For convenience, we use such a concept as grain unit(HE). 1 XE contains 12–15 grams of carbohydrates. The characteristics of most products are presented in special tables.

It is believed that 1 unit of insulin reduces sugar levels by 2.2 mmol/l. There is also an approximate need for the drug for 1 XE during the day. Taking this data into account, it is easy to calculate the dose of medication for each meal.

Estimated insulin requirement for 1 XE:

Let's assume that a person with diabetes has a morning fasting blood glucose of 8.8 mmol/L (with an individual goal of 6.5 mmol/L) and plans to eat 4 XE for breakfast. The difference between the optimal indicator and the real one is 2.3 mmol/l (8.8 - 6.5). To reduce sugar to normal without taking into account food, 1 unit of insulin is required, and when using 4 XE, another 6 units of the drug are required (1.5 units * 4 XE).
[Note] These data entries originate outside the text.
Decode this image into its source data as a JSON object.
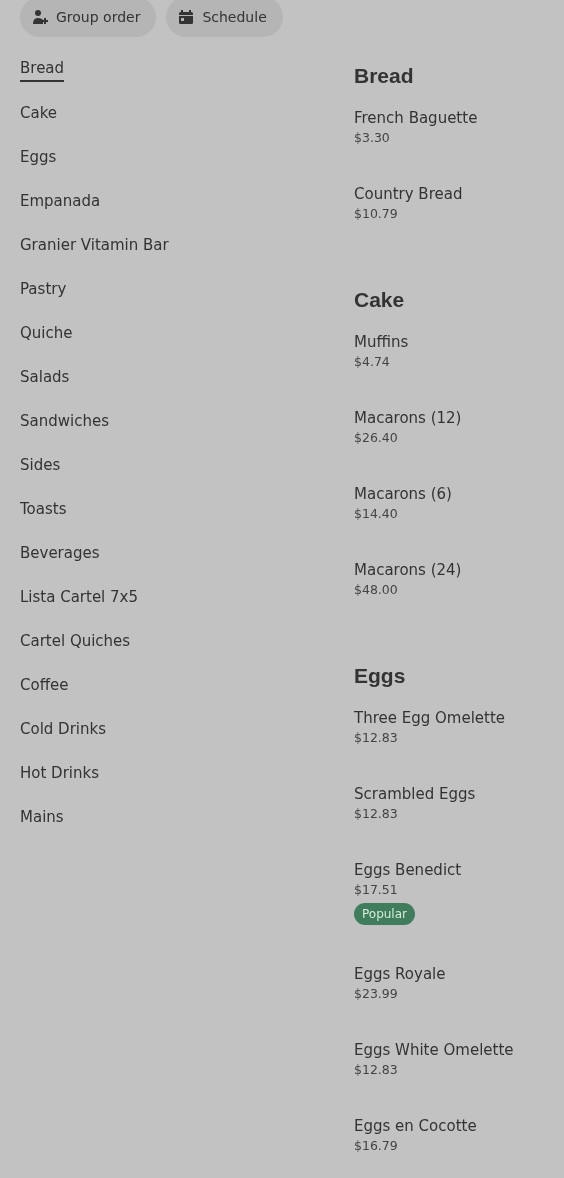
{
  "top_buttons": [
    {
      "kind": "group",
      "label": "Group order"
    },
    {
      "kind": "schedule",
      "label": "Schedule"
    }
  ],
  "categories": [
    {
      "label": "Bread",
      "selected": true
    },
    {
      "label": "Cake",
      "selected": false
    },
    {
      "label": "Eggs",
      "selected": false
    },
    {
      "label": "Empanada",
      "selected": false
    },
    {
      "label": "Granier Vitamin Bar",
      "selected": false
    },
    {
      "label": "Pastry",
      "selected": false
    },
    {
      "label": "Quiche",
      "selected": false
    },
    {
      "label": "Salads",
      "selected": false
    },
    {
      "label": "Sandwiches",
      "selected": false
    },
    {
      "label": "Sides",
      "selected": false
    },
    {
      "label": "Toasts",
      "selected": false
    },
    {
      "label": "Beverages",
      "selected": false
    },
    {
      "label": "Lista Cartel 7x5",
      "selected": false
    },
    {
      "label": "Cartel Quiches",
      "selected": false
    },
    {
      "label": "Coffee",
      "selected": false
    },
    {
      "label": "Cold Drinks",
      "selected": false
    },
    {
      "label": "Hot Drinks",
      "selected": false
    },
    {
      "label": "Mains",
      "selected": false
    }
  ],
  "sections": [
    {
      "title": "Bread",
      "items": [
        {
          "name": "French Baguette",
          "price": "$3.30"
        },
        {
          "name": "Country Bread",
          "price": "$10.79"
        }
      ]
    },
    {
      "title": "Cake",
      "items": [
        {
          "name": "Muffins",
          "price": "$4.74"
        },
        {
          "name": "Macarons (12)",
          "price": "$26.40"
        },
        {
          "name": "Macarons (6)",
          "price": "$14.40"
        },
        {
          "name": "Macarons (24)",
          "price": "$48.00"
        }
      ]
    },
    {
      "title": "Eggs",
      "items": [
        {
          "name": "Three Egg Omelette",
          "price": "$12.83"
        },
        {
          "name": "Scrambled Eggs",
          "price": "$12.83"
        },
        {
          "name": "Eggs Benedict",
          "price": "$17.51",
          "badge": "Popular"
        },
        {
          "name": "Eggs Royale",
          "price": "$23.99"
        },
        {
          "name": "Eggs White Omelette",
          "price": "$12.83"
        },
        {
          "name": "Eggs en Cocotte",
          "price": "$16.79"
        }
      ]
    }
  ]
}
This means that before eating, the patient needs to administer 7 units of a prandial agent (1 unit + 6 units).

A low-carbohydrate diet is not required for patients receiving insulin. The exception is those who are overweight or obese. They are recommended to eat 11–17 XE per day. For intense physical activity the amount of carbohydrates can increase to 20–25 XE.

Injection technique

Fast-acting drugs are produced in vials, cartridges and ready-made syringe pens. The solution is administered using insulin syringes, syringe pens and special pumps.

Medicine that is not in use should be kept in the refrigerator. The product for daily use is stored at room temperature for 1 month. Before administering insulin, check its name, the patency of the needle, evaluate the transparency of the solution and expiration date.
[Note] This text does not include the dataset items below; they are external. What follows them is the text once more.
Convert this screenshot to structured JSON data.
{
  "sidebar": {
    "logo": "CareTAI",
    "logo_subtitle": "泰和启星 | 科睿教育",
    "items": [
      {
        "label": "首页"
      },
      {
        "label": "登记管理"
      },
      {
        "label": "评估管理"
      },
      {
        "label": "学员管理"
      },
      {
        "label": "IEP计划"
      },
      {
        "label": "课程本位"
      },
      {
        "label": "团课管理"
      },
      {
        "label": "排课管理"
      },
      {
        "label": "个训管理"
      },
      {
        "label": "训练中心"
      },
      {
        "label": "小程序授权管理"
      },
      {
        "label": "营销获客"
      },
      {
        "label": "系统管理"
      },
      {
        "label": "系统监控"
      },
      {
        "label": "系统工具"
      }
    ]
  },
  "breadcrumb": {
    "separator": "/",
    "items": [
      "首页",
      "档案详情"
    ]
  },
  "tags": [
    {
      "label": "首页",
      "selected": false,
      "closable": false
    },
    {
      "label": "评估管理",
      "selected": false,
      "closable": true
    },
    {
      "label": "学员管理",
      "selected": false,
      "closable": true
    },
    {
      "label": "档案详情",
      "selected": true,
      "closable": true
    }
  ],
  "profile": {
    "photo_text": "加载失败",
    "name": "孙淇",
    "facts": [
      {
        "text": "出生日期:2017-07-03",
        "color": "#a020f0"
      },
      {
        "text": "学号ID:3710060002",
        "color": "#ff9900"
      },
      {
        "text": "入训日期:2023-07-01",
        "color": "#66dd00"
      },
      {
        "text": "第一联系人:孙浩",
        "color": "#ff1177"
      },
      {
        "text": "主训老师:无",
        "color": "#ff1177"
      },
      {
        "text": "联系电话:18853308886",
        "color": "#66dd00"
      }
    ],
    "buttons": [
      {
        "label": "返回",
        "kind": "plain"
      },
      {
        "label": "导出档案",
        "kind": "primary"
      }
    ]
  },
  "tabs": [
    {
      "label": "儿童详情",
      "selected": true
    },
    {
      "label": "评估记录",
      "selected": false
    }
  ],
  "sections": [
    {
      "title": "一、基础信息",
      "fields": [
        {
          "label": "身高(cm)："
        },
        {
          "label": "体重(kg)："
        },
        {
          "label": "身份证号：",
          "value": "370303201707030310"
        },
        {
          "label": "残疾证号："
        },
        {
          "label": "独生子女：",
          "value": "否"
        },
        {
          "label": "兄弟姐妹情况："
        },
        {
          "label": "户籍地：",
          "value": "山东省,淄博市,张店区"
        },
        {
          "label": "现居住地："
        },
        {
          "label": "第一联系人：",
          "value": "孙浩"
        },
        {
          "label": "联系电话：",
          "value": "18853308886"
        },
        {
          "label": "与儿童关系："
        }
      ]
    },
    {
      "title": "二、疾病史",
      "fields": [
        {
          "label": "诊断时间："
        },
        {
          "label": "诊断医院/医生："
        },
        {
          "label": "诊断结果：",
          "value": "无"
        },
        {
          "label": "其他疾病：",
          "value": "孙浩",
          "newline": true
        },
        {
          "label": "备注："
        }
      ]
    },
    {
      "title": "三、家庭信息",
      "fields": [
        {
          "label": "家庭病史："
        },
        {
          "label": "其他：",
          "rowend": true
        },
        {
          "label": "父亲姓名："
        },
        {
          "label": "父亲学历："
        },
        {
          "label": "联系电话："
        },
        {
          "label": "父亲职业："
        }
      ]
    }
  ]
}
Prandial forms prick into the subcutaneous tissue of the abdomen. In this zone, the solution is actively absorbed and begins to act quickly. The injection site within this area is changed every day.

This technique allows you to avoid lipodystrophy, a complication that occurs when the technique of performing the procedure is violated.

When using a syringe, it is necessary to check the concentration of the drug indicated on it and the bottle. As a rule, it is 100 units/ml. During administration of the drug, it forms skin fold, the injection is made at an angle of 45 degrees.

NovoRapid FlexPen pen for single use

There are several types of syringe pens:

  • Pre-filled (ready-to-use) - Apidra SoloStar, Humalog QuickPen, Novorapid FlexPen. After finishing the solution, the pen must be disposed of.
  • Reusable, with a replaceable insulin cartridge - OptiPen Pro, OptiClick, HumaPen Ergo 2, HumaPen Luxura, Biomatic Pen.

Reusable pen for introducing an ultra-short analogue of Humalog - HumaPen Luxura

Before using them, a test is performed to evaluate the patency of the needle. To do this, take 3 units of the drug and press the trigger piston. If a drop of solution appears at its tip, you can inject insulin. At negative result The manipulation is repeated 2 more times, and then the needle is replaced with a new one. With a fairly developed subcutaneous fat layer, the product is administered at a right angle.

Insulin pump

Insulin pumps are devices that allow you to maintain both basal and stimulated levels of hormone secretion. They install cartridges with ultra-short analogues. Periodic injection of small concentrations of solution into the subcutaneous tissue simulates normal hormonal levels during the day and night, and additional introduction the prandial component reduces sugar from food.

Some devices are equipped with a system that measures blood glucose levels. All patients with insulin pumps receive training on how to set them up and operate them.